O presidente Luiz Inácio Lula da Silva afirmou nesta quarta-feira (26) que o Brasil está preparado para avançar no fim da escala 6×1. A declaração ocorreu antes de uma reunião com os presidentes da Câmara dos Deputados, Hugo Motta, e do Senado, Davi Alcolumbre, em Brasília.
Além da mudança na jornada de trabalho, o encontro terá como pauta outras três propostas consideradas prioritárias pelo governo: o fim da chamada taxa das blusinhas, a PEC da Segurança Pública e o Marco Legal dos Minerais Críticos.
Em publicação nas redes sociais, Lula afirmou que pretende discutir os temas com os chefes do Legislativo com foco em medidas que, segundo ele, atendam a demandas da população. O presidente também associou as propostas à melhoria das condições de vida e à segurança das famílias.
A reunião ocorre em um momento de pressão do governo para acelerar a tramitação das matérias no Congresso.

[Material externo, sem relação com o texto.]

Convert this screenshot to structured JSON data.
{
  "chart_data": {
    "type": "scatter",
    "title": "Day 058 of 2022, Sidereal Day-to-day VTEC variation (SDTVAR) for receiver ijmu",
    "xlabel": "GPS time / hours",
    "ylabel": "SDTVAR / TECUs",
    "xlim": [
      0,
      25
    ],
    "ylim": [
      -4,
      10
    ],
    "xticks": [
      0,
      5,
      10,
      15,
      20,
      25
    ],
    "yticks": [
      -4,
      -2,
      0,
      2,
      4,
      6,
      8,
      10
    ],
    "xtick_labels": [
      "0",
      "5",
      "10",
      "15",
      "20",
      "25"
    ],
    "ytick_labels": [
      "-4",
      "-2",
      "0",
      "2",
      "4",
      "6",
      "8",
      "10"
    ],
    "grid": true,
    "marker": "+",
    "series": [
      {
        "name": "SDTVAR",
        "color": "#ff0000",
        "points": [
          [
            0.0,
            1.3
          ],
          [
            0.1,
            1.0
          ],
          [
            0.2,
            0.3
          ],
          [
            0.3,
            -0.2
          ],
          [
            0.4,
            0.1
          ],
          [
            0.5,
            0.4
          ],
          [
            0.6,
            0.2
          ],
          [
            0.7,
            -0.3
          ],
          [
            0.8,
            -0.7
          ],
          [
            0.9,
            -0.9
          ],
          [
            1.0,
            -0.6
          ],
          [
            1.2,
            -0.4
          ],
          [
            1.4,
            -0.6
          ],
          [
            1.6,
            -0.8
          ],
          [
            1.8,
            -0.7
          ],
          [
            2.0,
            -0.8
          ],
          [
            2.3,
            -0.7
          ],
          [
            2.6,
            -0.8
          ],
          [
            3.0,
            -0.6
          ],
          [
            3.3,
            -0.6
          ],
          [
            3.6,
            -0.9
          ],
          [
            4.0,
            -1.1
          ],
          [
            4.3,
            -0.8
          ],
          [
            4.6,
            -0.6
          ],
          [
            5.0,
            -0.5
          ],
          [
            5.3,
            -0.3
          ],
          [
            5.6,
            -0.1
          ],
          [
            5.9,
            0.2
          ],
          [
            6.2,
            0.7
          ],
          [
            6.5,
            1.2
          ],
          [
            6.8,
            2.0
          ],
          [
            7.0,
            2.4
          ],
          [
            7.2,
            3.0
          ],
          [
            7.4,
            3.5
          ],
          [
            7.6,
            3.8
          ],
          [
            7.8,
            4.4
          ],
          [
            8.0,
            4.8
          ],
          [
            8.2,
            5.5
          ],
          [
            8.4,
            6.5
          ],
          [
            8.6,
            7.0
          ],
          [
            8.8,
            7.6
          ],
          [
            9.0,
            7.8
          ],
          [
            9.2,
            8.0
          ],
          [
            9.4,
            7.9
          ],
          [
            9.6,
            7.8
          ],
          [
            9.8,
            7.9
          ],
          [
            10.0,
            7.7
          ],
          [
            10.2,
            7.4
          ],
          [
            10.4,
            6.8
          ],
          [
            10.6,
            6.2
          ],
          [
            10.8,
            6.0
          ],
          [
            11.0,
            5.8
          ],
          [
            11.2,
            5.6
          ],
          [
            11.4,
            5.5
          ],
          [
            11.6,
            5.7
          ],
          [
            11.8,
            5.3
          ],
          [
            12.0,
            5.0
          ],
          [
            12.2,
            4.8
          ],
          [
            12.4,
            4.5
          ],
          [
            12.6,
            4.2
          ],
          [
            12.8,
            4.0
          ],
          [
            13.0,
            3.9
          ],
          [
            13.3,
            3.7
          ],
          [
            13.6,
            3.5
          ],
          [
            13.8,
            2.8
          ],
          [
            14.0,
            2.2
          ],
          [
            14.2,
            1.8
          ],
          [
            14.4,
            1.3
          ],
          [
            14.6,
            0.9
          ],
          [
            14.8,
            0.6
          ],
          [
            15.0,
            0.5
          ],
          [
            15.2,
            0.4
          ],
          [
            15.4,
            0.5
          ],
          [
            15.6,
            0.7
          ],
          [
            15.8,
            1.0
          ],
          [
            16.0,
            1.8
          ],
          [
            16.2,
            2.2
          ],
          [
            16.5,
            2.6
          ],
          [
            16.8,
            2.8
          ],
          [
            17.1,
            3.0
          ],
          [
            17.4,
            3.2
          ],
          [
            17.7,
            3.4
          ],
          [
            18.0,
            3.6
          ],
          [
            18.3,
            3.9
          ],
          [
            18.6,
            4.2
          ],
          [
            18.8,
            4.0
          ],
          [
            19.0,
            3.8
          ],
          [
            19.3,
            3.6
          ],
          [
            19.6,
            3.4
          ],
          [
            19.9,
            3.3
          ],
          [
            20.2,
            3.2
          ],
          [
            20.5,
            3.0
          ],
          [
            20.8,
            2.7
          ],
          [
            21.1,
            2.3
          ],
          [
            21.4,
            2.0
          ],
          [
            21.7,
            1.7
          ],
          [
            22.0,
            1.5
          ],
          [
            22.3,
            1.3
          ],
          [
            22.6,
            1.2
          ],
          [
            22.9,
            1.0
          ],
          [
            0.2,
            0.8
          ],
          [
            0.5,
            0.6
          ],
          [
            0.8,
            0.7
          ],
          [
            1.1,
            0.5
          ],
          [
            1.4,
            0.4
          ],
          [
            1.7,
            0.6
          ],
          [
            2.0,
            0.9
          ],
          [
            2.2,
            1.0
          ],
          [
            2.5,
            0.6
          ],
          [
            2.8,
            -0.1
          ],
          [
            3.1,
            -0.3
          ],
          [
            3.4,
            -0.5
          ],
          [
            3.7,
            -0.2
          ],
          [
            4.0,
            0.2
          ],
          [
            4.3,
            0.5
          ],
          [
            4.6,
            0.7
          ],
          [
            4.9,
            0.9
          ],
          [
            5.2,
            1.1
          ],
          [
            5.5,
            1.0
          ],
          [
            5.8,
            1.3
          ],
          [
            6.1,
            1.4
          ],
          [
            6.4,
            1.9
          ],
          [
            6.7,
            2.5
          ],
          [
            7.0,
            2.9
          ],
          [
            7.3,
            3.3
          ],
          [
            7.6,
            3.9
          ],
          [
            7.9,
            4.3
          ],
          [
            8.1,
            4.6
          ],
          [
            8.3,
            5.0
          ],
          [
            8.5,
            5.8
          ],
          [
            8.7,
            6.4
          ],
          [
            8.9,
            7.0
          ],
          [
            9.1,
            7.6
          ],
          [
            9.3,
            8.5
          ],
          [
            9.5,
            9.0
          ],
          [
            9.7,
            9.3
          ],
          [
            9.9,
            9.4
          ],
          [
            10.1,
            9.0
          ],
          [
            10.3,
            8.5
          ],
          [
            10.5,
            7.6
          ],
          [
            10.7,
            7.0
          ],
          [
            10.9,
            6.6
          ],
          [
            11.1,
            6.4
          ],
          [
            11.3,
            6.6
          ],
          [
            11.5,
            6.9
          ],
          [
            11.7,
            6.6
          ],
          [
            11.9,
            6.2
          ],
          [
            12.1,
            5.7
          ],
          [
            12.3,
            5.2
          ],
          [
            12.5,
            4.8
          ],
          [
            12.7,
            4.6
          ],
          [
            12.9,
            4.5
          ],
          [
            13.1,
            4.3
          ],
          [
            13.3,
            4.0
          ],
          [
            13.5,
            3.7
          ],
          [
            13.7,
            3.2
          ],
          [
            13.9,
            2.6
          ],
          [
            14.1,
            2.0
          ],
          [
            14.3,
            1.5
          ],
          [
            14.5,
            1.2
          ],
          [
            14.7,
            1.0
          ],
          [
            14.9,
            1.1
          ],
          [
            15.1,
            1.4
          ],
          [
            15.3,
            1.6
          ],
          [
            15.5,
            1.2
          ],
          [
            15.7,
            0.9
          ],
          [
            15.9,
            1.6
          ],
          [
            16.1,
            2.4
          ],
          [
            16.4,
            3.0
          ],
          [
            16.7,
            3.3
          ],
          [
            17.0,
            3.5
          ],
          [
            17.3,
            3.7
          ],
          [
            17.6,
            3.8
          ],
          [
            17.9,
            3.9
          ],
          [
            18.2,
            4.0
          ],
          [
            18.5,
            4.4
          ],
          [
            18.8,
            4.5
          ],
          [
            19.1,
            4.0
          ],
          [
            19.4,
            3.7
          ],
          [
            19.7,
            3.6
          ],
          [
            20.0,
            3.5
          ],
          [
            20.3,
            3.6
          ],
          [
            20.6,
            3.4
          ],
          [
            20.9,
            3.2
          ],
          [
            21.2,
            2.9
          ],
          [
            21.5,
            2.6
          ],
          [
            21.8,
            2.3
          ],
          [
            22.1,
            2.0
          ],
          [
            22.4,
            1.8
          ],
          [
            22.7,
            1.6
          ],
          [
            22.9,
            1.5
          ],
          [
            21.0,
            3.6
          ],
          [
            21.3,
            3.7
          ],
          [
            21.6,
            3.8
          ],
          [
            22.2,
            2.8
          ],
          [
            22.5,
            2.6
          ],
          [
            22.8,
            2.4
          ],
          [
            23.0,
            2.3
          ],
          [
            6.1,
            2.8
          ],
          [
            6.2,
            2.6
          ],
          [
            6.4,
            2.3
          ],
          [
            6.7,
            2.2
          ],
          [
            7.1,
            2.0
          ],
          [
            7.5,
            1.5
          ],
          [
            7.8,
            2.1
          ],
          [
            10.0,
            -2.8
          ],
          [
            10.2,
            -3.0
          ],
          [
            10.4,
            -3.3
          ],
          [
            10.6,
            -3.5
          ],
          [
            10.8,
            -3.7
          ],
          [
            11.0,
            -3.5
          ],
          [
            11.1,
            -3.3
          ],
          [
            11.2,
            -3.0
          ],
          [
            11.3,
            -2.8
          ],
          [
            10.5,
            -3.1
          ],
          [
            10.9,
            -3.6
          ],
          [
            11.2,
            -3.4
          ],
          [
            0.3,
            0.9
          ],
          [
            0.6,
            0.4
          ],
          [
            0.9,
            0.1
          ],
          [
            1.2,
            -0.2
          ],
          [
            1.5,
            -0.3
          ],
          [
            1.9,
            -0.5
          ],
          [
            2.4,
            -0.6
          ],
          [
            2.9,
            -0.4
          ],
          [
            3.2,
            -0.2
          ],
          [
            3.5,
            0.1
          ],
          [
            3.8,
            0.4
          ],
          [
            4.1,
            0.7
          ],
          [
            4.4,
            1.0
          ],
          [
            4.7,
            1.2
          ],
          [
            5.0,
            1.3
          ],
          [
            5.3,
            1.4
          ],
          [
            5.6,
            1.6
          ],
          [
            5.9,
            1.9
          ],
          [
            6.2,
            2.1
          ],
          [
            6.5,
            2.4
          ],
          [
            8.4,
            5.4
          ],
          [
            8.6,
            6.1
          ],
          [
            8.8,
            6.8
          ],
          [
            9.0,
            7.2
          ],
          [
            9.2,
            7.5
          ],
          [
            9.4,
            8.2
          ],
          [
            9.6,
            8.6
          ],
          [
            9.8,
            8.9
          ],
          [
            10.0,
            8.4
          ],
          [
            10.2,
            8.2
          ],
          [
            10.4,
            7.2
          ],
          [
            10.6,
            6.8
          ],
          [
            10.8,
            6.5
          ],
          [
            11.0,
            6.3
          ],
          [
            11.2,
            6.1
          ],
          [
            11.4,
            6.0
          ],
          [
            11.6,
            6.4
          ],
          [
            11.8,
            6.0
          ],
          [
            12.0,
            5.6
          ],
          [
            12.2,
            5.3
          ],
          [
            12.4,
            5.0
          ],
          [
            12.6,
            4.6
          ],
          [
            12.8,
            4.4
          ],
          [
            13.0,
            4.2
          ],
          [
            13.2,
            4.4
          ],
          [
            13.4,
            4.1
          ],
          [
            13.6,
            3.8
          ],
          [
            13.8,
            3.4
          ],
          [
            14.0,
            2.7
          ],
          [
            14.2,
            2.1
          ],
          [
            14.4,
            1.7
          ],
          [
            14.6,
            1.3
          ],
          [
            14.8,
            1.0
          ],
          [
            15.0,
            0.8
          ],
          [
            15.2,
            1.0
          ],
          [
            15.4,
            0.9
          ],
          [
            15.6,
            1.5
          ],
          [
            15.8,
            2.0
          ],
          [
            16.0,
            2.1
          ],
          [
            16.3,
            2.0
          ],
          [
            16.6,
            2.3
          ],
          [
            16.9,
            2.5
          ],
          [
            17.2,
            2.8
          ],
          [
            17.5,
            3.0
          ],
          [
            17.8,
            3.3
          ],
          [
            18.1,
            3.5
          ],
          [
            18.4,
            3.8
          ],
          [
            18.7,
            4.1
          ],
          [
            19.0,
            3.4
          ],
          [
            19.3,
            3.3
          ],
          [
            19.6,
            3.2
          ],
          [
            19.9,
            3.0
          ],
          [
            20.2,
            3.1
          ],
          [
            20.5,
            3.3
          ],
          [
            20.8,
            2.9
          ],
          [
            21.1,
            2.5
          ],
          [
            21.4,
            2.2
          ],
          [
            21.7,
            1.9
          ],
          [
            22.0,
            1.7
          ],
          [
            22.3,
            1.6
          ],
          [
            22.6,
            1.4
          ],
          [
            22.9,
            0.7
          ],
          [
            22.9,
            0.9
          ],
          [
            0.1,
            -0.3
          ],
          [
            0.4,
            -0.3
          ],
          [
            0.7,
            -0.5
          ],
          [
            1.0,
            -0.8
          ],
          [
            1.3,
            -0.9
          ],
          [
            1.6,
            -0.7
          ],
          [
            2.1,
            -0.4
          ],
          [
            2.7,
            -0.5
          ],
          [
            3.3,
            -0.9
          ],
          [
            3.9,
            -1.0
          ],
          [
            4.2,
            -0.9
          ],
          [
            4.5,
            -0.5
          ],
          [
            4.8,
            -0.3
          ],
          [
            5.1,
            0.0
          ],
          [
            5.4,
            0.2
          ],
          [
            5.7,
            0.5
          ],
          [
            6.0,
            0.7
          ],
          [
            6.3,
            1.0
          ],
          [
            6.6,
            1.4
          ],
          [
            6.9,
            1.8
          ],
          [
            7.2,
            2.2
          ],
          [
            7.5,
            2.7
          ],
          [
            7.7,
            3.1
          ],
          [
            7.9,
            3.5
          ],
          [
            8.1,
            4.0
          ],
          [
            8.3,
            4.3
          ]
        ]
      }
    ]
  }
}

A expectativa do Palácio do Planalto é conseguir avanços antes das eleições de outubro, quando o calendário legislativo tende a ficar mais restrito.
Proposta sobre jornada pode avançar no Senado
A proposta que trata da redução da jornada de trabalho está em análise na Comissão de Constituição e Justiça do Senado. A previsão é que o texto possa ser apreciado pelos parlamentares na próxima quarta-feira (2).
Depois de passar pela CCJ, uma Proposta de Emenda à Constituição precisa ser analisada em dois turnos pelo plenário do Senado. Entre as votações, existe uma previsão regimental de intervalo de cinco dias úteis, embora integrantes do governo defendam que o processo possa ser acelerado caso haja acordo político.
Aliados de Lula vêm pressionando pela votação da matéria e esperam que a reunião com Alcolumbre ajude a definir o ritmo de tramitação. O presidente do Senado, porém, ainda não assumiu compromisso com uma votação imediata em dois turnos.
A mudança na escala de trabalho é um dos principais temas defendidos pelo governo na agenda trabalhista. A proposta busca reduzir a quantidade de dias consecutivos de trabalho e ampliar o período de descanso dos trabalhadores.
Fim da taxa das blusinhas também está na pauta
Outro assunto que deve concentrar as discussões é a medida provisória que encerrou a cobrança de 20% de imposto de importação sobre compras internacionais de até US$ 50.
A MP foi publicada em maio e precisa ser analisada pelo Congresso até 8 de setembro. Caso não seja aprovada dentro do prazo, a cobrança atualmente suspensa poderá voltar a vigorar a partir do dia seguinte.
O governo tem pressionado deputados e senadores para acelerar a análise da medida. Até o momento, foi instalada a comissão responsável por avaliar o texto antes de sua votação nos plenários das duas Casas.
Para Lula, a aprovação é uma das prioridades da agenda econômica neste período. O presidente já havia defendido publicamente a manutenção do fim da cobrança sobre as compras de menor valor.
Segurança e minerais estratégicos
A agenda também inclui a PEC da Segurança Pública, proposta apresentada pelo governo para ampliar a coordenação entre União, estados e municípios no combate ao crime.
O quarto ponto da reunião será o Marco Legal dos Minerais Críticos. A iniciativa trata de recursos considerados estratégicos para setores como tecnologia, energia e indústria e faz parte da estratégia brasileira para ampliar a participação nacional em cadeias produtivas de importância global.
O encontro entre Lula, Motta e Alcolumbre ocorre na reta final do período legislativo antes das eleições de outubro. Com quatro temas considerados prioritários pelo Executivo, o governo busca construir acordos com os comandos da Câmara e do Senado para acelerar a análise das propostas.